When we start raising and lowering indices with the metric, we start to muddy the waters.  Application of the raising/lowering convention to (1) yields
$$(A^\dagger)^\mu_{\ \ \nu} = A_\nu^{\ \ \mu}\qquad (3)$$
similarly, we can raise and lower (2) to obtain
$$(A^\mathrm T)^\mu_{\ \ \nu} = A_\nu^{\ \ \mu}\qquad (4)$$

*

*This suggests that $A^\dagger = A^\mathrm T$ - that the adjoint map is equal to the transpose map.  This is wrong, because they are linear maps on different spaces.

*It also suggests that they have the same components, which is also
wrong.

*

*The components of the transpose map, which are naturally written $(A^\mathrm T)_\nu^{\ \ \mu}$, are obtained by writing out $A^\mu_{\ \ \nu}$ as a matrix and then exchanging the rows and columns.  In other words, $(A^\mathrm T)_2^{\ \ 1}$ (the $(2,1)$ component of $A^\mathrm T$) is simply equal to $A^1_{\ \ 2}$ (the $(1,2)$ component of $A$).

*The components of the adjoint map, which are naturally written $(A^\dagger)^\mu_{\ \ \nu}$, are obtained from the components of $A$ by contraction with $g$ and $\tilde g$, as per (1).



The confusion ultimately arises because indices should be raised and lowered on tensors, not mere linear transformations. When we raise and lower indices on tensors, the space on which the resulting objects act is immediately obvious from the index placement.  If we insist on using this convention on linear combinations, confusion between things like the adjoint and the transpose arise.

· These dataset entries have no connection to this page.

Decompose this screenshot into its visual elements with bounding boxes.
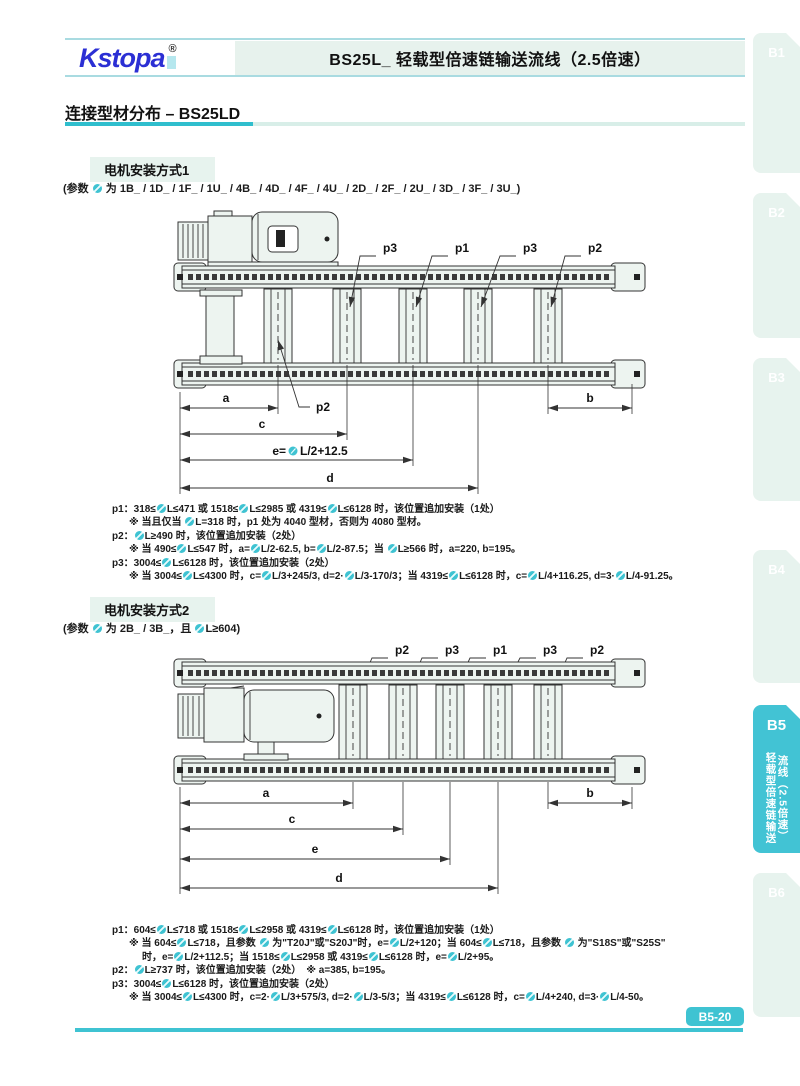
dim-e-suffix: L/2+12.5	[300, 444, 348, 458]
note-line: p1：604≤L≤718 或 1518≤L≤2958 或 4319≤L≤6128…	[112, 924, 665, 937]
sidebar-tab-b3[interactable]: B3	[753, 358, 800, 501]
note-line: p3：3004≤L≤6128 时，该位置追加安装（2处）	[112, 978, 665, 991]
label-p1: p1	[493, 643, 507, 657]
section1-params-line: (参数 为 1B_ / 1D_ / 1F_ / 1U_ / 4B_ / 4D_ …	[63, 180, 520, 196]
tab-label: B5	[753, 717, 800, 734]
note-line: p2：L≥490 时，该位置追加安装（2处）	[112, 530, 679, 543]
param-circle-icon	[616, 571, 625, 580]
dim-c: c	[289, 812, 296, 826]
param-circle-icon	[157, 504, 166, 513]
dim-d: d	[335, 871, 342, 885]
tab-vtext-left-column: 轻载型倍速链输送	[765, 742, 777, 854]
registered-trademark-icon: ®	[169, 43, 177, 55]
note-line: p2：L≥737 时，该位置追加安装（2处） ※ a=385, b=195。	[112, 964, 665, 977]
param-circle-icon	[388, 544, 397, 553]
header-title: BS25L_ 轻载型倍速链输送流线（2.5倍速）	[329, 46, 650, 70]
param-circle-icon	[328, 504, 337, 513]
label-p1: p1	[455, 241, 469, 255]
kstopa-logo: Kstopa	[79, 43, 165, 74]
page-number-badge: B5-20	[686, 1007, 744, 1026]
note-line: ※ 当 604≤L≤718，且参数 为"T20J"或"S20J"时，e=L/2+…	[129, 937, 665, 950]
section2-heading: 电机安装方式2	[90, 597, 215, 622]
param-circle-icon	[183, 992, 192, 1001]
param-circle-icon	[262, 571, 271, 580]
dim-b: b	[586, 786, 593, 800]
param-circle-icon	[271, 992, 280, 1001]
note-line: p1：318≤L≤471 或 1518≤L≤2985 或 4319≤L≤6128…	[112, 503, 679, 516]
logo-accent-block: ®	[167, 43, 183, 73]
dim-e: e	[312, 842, 319, 856]
param-circle-icon	[448, 952, 457, 961]
tab-label: B2	[753, 205, 800, 220]
param-circle-icon	[162, 979, 171, 988]
title-underline-light	[253, 122, 745, 126]
param-circle-icon	[369, 952, 378, 961]
diagram-motor-mount-1: p3 p1 p3 p2 p2 a b c e=	[172, 210, 650, 502]
tab-vtext-right-column: 流线（2.5倍速）	[777, 742, 789, 854]
logo-cyan-square	[167, 56, 176, 69]
param-circle-icon	[195, 624, 204, 633]
param-circle-icon	[317, 544, 326, 553]
footer-rule	[75, 1028, 743, 1032]
tab-label: B3	[753, 370, 800, 385]
dim-c: c	[259, 417, 266, 431]
note-line: ※ 当 3004≤L≤4300 时，c=L/3+245/3, d=2·L/3-1…	[129, 570, 679, 583]
tab-vertical-text: 流线（2.5倍速） 轻载型倍速链输送	[765, 742, 789, 854]
tab-label: B1	[753, 45, 800, 60]
sidebar-tab-b5-active[interactable]: B5 流线（2.5倍速） 轻载型倍速链输送	[753, 705, 800, 853]
param-circle-icon	[251, 544, 260, 553]
label-p2-bottom: p2	[316, 400, 330, 414]
param-circle-icon	[483, 938, 492, 947]
brand-logo: Kstopa ®	[65, 41, 235, 75]
param-circle-icon	[345, 571, 354, 580]
label-p2: p2	[590, 643, 604, 657]
param-circle-icon	[528, 571, 537, 580]
sidebar-tab-b6[interactable]: B6	[753, 873, 800, 1017]
header-top-rule	[65, 38, 745, 40]
label-p2: p2	[395, 643, 409, 657]
param-circle-icon	[354, 992, 363, 1001]
dim-a: a	[223, 391, 230, 405]
param-circle-icon	[447, 992, 456, 1001]
param-circle-icon	[93, 624, 102, 633]
param-circle-icon	[449, 571, 458, 580]
param-circle-icon	[177, 544, 186, 553]
param-circle-icon	[526, 992, 535, 1001]
page-title: 连接型材分布 – BS25LD	[65, 100, 240, 124]
param-circle-icon	[600, 992, 609, 1001]
param-circle-icon	[390, 938, 399, 947]
diagram-motor-mount-2: p2 p3 p1 p3 p2	[172, 640, 650, 902]
label-p3: p3	[383, 241, 397, 255]
sidebar-tab-b4[interactable]: B4	[753, 550, 800, 683]
dim-a: a	[263, 786, 270, 800]
catalog-page: Kstopa ® BS25L_ 轻载型倍速链输送流线（2.5倍速） B1 B2 …	[0, 0, 800, 1086]
dim-e-prefix: e=	[272, 444, 286, 458]
param-circle-icon	[93, 184, 102, 193]
param-circle-icon	[162, 558, 171, 567]
motor-drive-unit	[178, 686, 334, 760]
note-line: p3：3004≤L≤6128 时，该位置追加安装（2处）	[112, 557, 679, 570]
param-circle-icon	[135, 965, 144, 974]
param-circle-icon	[328, 925, 337, 934]
title-underline-accent	[65, 122, 253, 126]
header-title-bar: BS25L_ 轻载型倍速链输送流线（2.5倍速）	[235, 41, 745, 75]
drive-support-column	[200, 290, 242, 364]
note-line: ※ 当 3004≤L≤4300 时，c=2·L/3+575/3, d=2·L/3…	[129, 991, 665, 1004]
param-circle-icon	[565, 938, 574, 947]
param-circle-icon	[260, 938, 269, 947]
note-line: ※ 当且仅当 L=318 时，p1 处为 4040 型材，否则为 4080 型材…	[129, 516, 679, 529]
param-circle-icon	[239, 504, 248, 513]
sidebar-tab-b1[interactable]: B1	[753, 33, 800, 173]
tab-label: B6	[753, 885, 800, 900]
param-circle-icon	[183, 571, 192, 580]
label-p2: p2	[588, 241, 602, 255]
section2-params-line: (参数 为 2B_ / 3B_，且 L≥604)	[63, 620, 240, 636]
label-p3: p3	[445, 643, 459, 657]
notes-method1: p1：318≤L≤471 或 1518≤L≤2985 或 4319≤L≤6128…	[112, 503, 679, 583]
param-circle-icon	[185, 517, 194, 526]
label-p3: p3	[523, 241, 537, 255]
dim-d: d	[326, 471, 333, 485]
header: Kstopa ® BS25L_ 轻载型倍速链输送流线（2.5倍速）	[65, 41, 745, 75]
param-circle-icon	[174, 952, 183, 961]
section1-heading: 电机安装方式1	[90, 157, 215, 182]
param-circle-icon	[135, 531, 144, 540]
header-bottom-rule	[65, 75, 745, 77]
note-line: 时，e=L/2+112.5；当 1518≤L≤2958 或 4319≤L≤612…	[142, 951, 665, 964]
param-circle-icon	[281, 952, 290, 961]
note-line: ※ 当 490≤L≤547 时，a=L/2-62.5, b=L/2-87.5；当…	[129, 543, 679, 556]
tab-label: B4	[753, 562, 800, 577]
sidebar-tab-b2[interactable]: B2	[753, 193, 800, 338]
dim-b: b	[586, 391, 593, 405]
motor-drive-unit	[178, 211, 338, 267]
dimension-lines: a b c e d	[180, 782, 632, 894]
param-circle-icon	[177, 938, 186, 947]
notes-method2: p1：604≤L≤718 或 1518≤L≤2958 或 4319≤L≤6128…	[112, 924, 665, 1004]
param-circle-icon	[157, 925, 166, 934]
param-circle-icon	[239, 925, 248, 934]
label-p3: p3	[543, 643, 557, 657]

Let's now consider a linear transformation $\Lambda : V\rightarrow V$ which is orthogonal with respect to $g$.  This means that
$$g\bigg(\Lambda(X),\Lambda(Y)\bigg) = g(X,Y)$$
Applying the definition of the adjoint, this means that
$$g\bigg(\Lambda^\dagger\big(\Lambda(X)\big),Y\bigg) = g(X,Y)$$
implying that $\Lambda^\dagger = \Lambda^{-1}$.  It is not correct, however, to say that $\Lambda^\mathrm T = \Lambda^{-1}$; the fundamental reason is that $\Lambda^\mathrm T$ is a map from $V^*\rightarrow V^*$ while $\Lambda$ is a map from $V\rightarrow V$.

As a final point, in elementary linear algebra we often say that the adjoint of a real matrix is equal to its transpose.  The reason we get away with this is that the inner product in such situations is implicitly given by $g_{\mu\nu} = \delta_{\mu\nu} = \mathrm{diag}(1,1,1,\ldots)$.  In such cases, it's easy to see from the definitions (1) and (2) that the components of $A^\dagger$ are equal to the components of $A^\mathrm T$.